Inschriftenkatalog: Hohenlohekreis

Katalogartikel in chronologischer Reihenfolge.

DI 73: Hohenlohekreis (2008)

Nr. 26 Neuenstein, Schloß, Hohenlohe-Museum 3. D. 14. Jh.

Beschreibung

Kelch aus dem Öhringer Spital. Dauerleihgabe der Spitalstiftung, Inv.-Nr. Lei. G. Nr. 14. Silber vergoldet, gegossen, getrieben, graviert und emailliert. Runder Fuß über breiter Sockelplatte und flach abgerundeter Zarge; auf dem Fuß appliziertes getriebenes Rundmedaillon mit Darstellung der vera icon mit Kreuznimbus; zwischen Fußhals und rundem Schaft ein einfaches Wulstprofil. Zwischen den beiden glatten Schaftstücken der flache, ausladende Nodus, besetzt mit sechs rhombenförmigen Rotuli. Fünf der Rotuli tragen die vor flach eingetieftem Hintergrund erhaben hervortretenden Buchstaben des Mariennamens, der sechste Rotulus eine Rosette. Von der ursprünglichen blauen Emaillierung des Schriftgrundes sind nur mehr geringe Reste erhalten. In den Zwickeln des Nodus gravierte Fischblasen mit schlichter Maßwerkfüllung. Geradwandig aufsteigende, ausladende Kuppa. Die zugehörige, nur mit einem eingravierten Kreuz bezeichnete Patene ist ebenfalls erhalten (Inv.-Nr. Lei. G. Nr. 15).

Schriftart(en): Gotische Majuskel.

© Heidelberger Akademie der Wissenschaften; Kraft Fürst zu Hohenlohe, Neuenstein [1/3]

  1. M//A//R//I//Aa)

Kommentar

Die Schäfte der Buchstaben sind tief gespalten, die Bögen des symmetrischen unzialen M, Bogen und Cauda des R sowie der geschwungene linke Schrägschaft des pseudounzialen A weisen charakteristische, spitz ausgezogene Bogenschwellungen auf, alle Sporen sind zu kleinen Dreiecken verdickt.
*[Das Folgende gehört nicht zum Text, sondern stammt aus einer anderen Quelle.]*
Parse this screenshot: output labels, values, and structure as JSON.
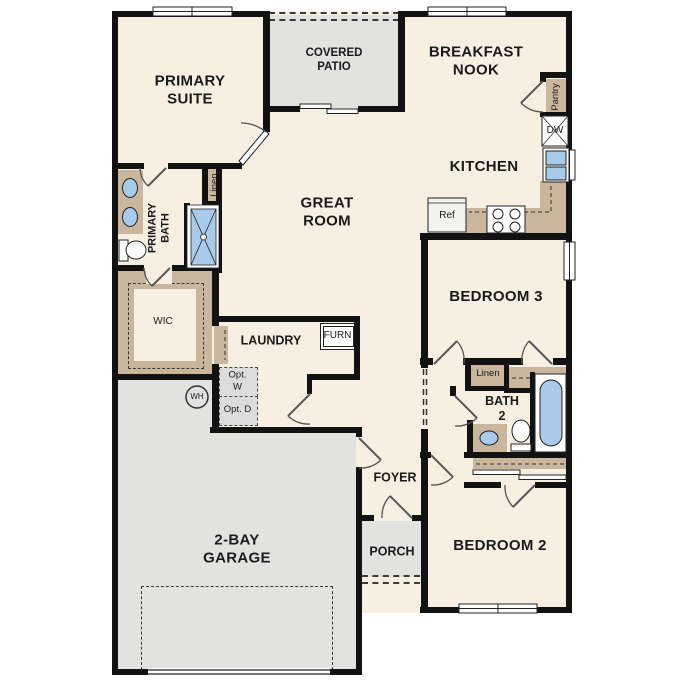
{
  "plan_title": "single-story floor plan",
  "rooms": {
    "primary_suite": "PRIMARY SUITE",
    "covered_patio": "COVERED PATIO",
    "breakfast_nook": "BREAKFAST NOOK",
    "kitchen": "KITCHEN",
    "great_room": "GREAT ROOM",
    "primary_bath": "PRIMARY BATH",
    "wic": "WIC",
    "laundry": "LAUNDRY",
    "bedroom3": "BEDROOM 3",
    "bath2": "BATH 2",
    "bedroom2": "BEDROOM 2",
    "foyer": "FOYER",
    "porch": "PORCH",
    "garage": "2-BAY GARAGE"
  },
  "fixtures": {
    "linen_primary": "Linen",
    "linen_hall": "Linen",
    "pantry": "Pantry",
    "dishwasher": "DW",
    "refrigerator": "Ref",
    "furnace": "FURN",
    "water_heater": "WH",
    "optional_washer": "Opt. W",
    "optional_dryer": "Opt. D"
  },
  "palette": {
    "wall": "#121212",
    "floor": "#f7efe1",
    "outdoor_gray": "#e2e2e0",
    "cabinet_tan": "#c9b69c",
    "fixture_blue": "#a9cbea",
    "option_gray": "#dcdcdc"
  }
}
Der Mittelbalken des A ist steil rechtsschräg ausgerichtet. Diese typische Ausprägung der Gotischen Majuskel weist in die zweite Hälfte, näherhin wohl in das letzte Drittel des 14. Jahrhunderts. Die Form von Kuppa und Nodus paßt zu diesem Zeitansatz.
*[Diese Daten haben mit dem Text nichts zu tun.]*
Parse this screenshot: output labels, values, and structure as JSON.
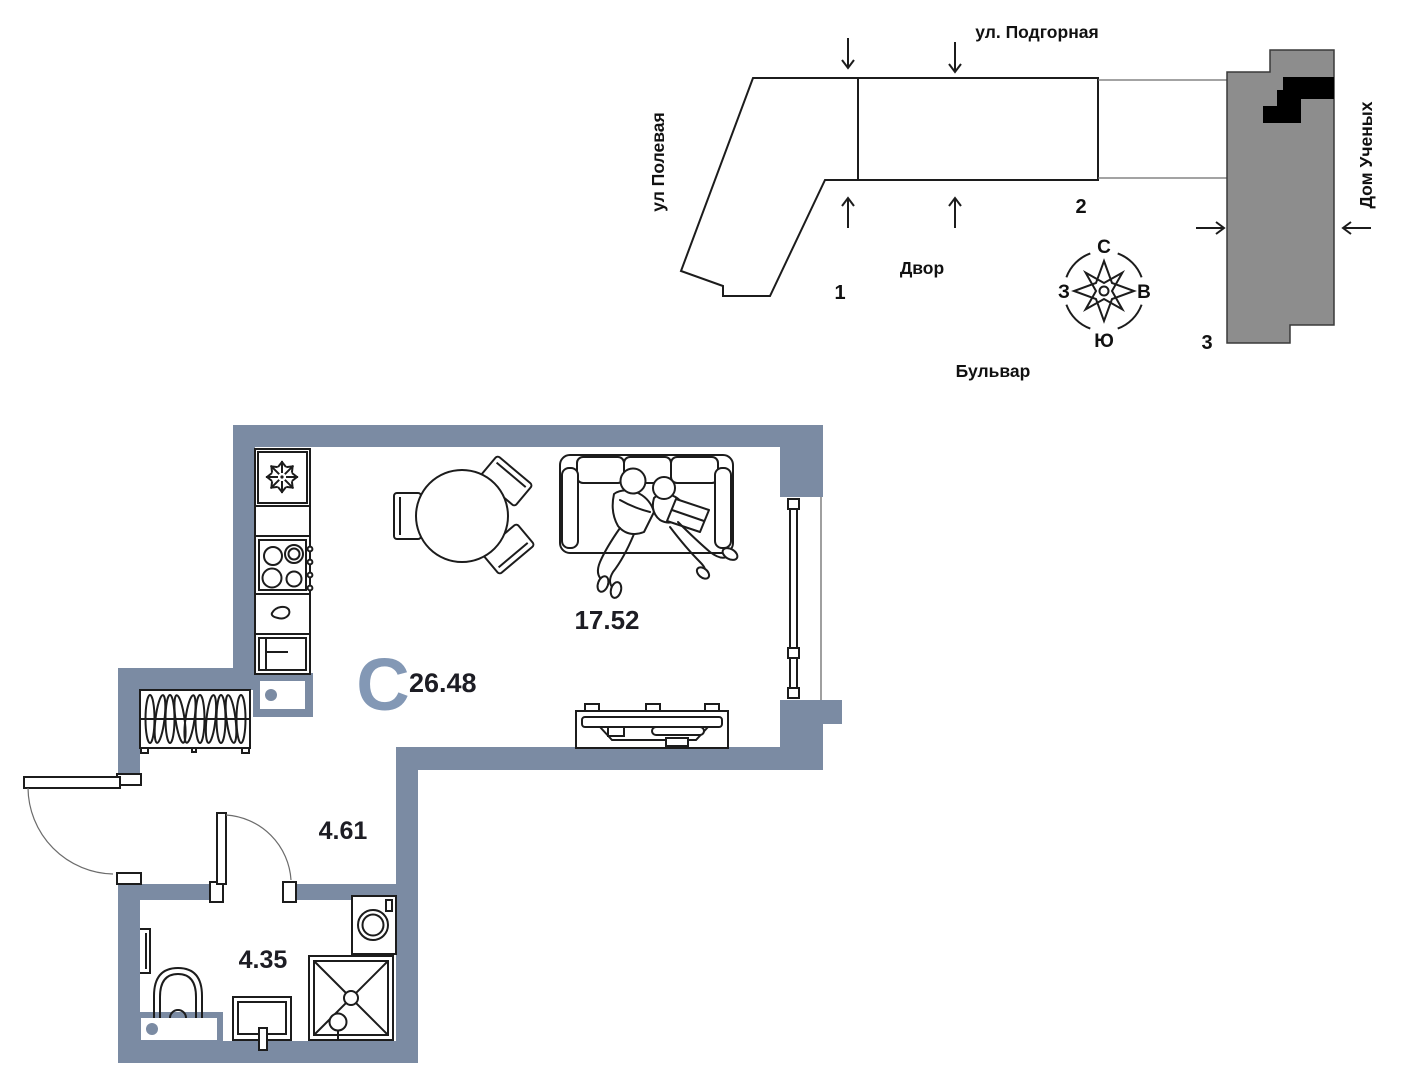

Das Öhringer Spital wurde 1353 von Kraft III. von Hohenlohe und seiner Frau Anna geb. Landgräfin von Leuchtenberg als Versorgungsanstalt für Alte und Gebrechliche gestiftet, 1354 wurde die Neugründung durch den Würzburger Bischof bestätigt1. Das Spital, das mit einer Annen- und Elisabeth-Kapelle, Kaplanei und Friedhof ausgestattet war, wurde zunächst innerhalb der Stadtmauern2 an der – nicht genau zu bestimmenden – Stelle der kurz zuvor im Zuge der Judenverfolgungen abgebrochenen Synagoge errichtet. 1376 wurde der Standort dann vor die Stadtmauern auf die linke Ohrnseite verlegt. Die dort neu errichtete Kapelle wurde noch im selben Jahr geweiht. Der Kelch wurde vermutlich erst nach dieser Verlegung des Spitals in die neue Kapelle gestiftet.

Textkritischer Apparat

  1. Danach eine Rosette.

Anmerkungen

  1. Vgl. zur Geschichte des Spitals Karl Schumm, 600 Jahre Öhringer Spital, in: Hohenloher Chronik 1 (1953); Knoblauch I/1, 552–556; Taddey, Öhringen im späten Mittelalter 69–71.
  2. So Taddey, Öhringen im späten Mittelater 69 gegen Knoblauch I/1, 552.

Zitierhinweis:
DI 73, Hohenlohekreis, Nr. 26 (Harald Drös), in: www.inschriften.net, urn:nbn:de:0238-di073h016k0002601.